Candidato do presidente Jair Bolsonaro à presidência da Câmara começa a percorrer Estados para cavar defecções em base de adversário
Candidato à presidência da Câmara, o deputado Arthur Lira (PP-AL) iniciará amanhã uma maratona de viagens pelo país com o objetivo de ampliar sua base de apoio. Capitais da região norte do país serão os primeiros destinos do líder do PP na Casa.
Os aliados de Lira avaliam que o início da maratona do deputado do PP será “determinante” para que ele consolide vantagem na disputa pelo comando da Câmara. A leitura feita por interlocutores do parlamentar é que ele está adiantado em relação ao principal adversário, o deputado Baleia Rossi (MDB-SP).
Enquanto o emedebista ainda negocia com a oposição para que os partidos apoiem formalmente sua candidatura, Lira faz uma ofensiva no varejo, tentando atrair apoio em conversas individuais, viajando Estado por Estado.
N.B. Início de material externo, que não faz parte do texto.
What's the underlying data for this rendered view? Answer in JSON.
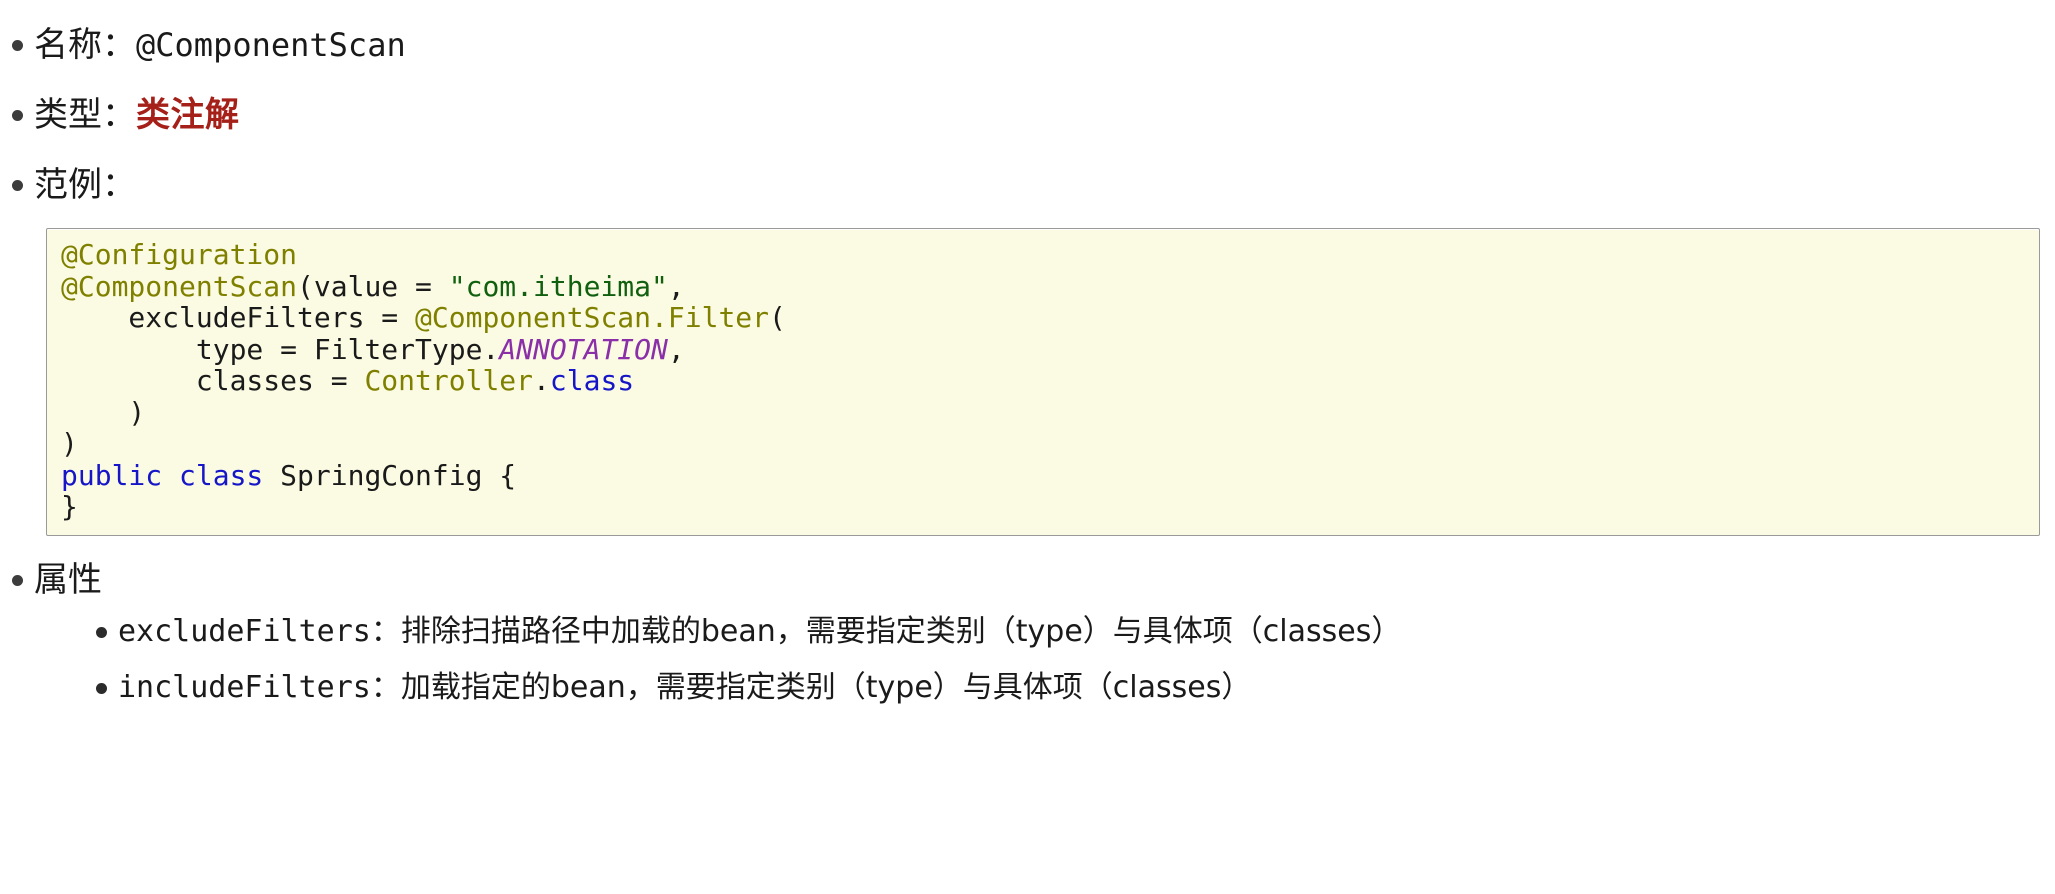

A agenda prevê que ele desembarcará amanhã em Belém, e vá a Manaus na quarta-feira, onde se encontrará com o deputado Marcelo Ramos (PL-AM). O parlamentar amazonense chegou a se colocar como possível candidato ao comando da Casa, mas desistiu e seguiu o caminho do seu partido, que é uma das legendas mais alinhadas com o líder do PP.
A estratégia da campanha é que o candidato apoiado pelo presidente Jair Bolsonaro para presidir a Câmara dos Deputados viaje quatro dias por semana pelo país e permaneça três dias em Brasília até a eleição da Mesa Diretora da Casa, que ocorrerá no início de fevereiro.
Ainda que encabece a ofensiva por votos, Lira conta com uma tropa de choque para tentar ampliar a base que sustenta sua candidatura.

Alguns parlamentares de legendas que compõem seu bloco, como PP, PL, Republicanos e PSD, foram escalados para atuar na linha de frente da sua campanha. Nomes como Cacá Leão (PP-BA) e Domingos Neto (PSD-CE) fazem parte do time.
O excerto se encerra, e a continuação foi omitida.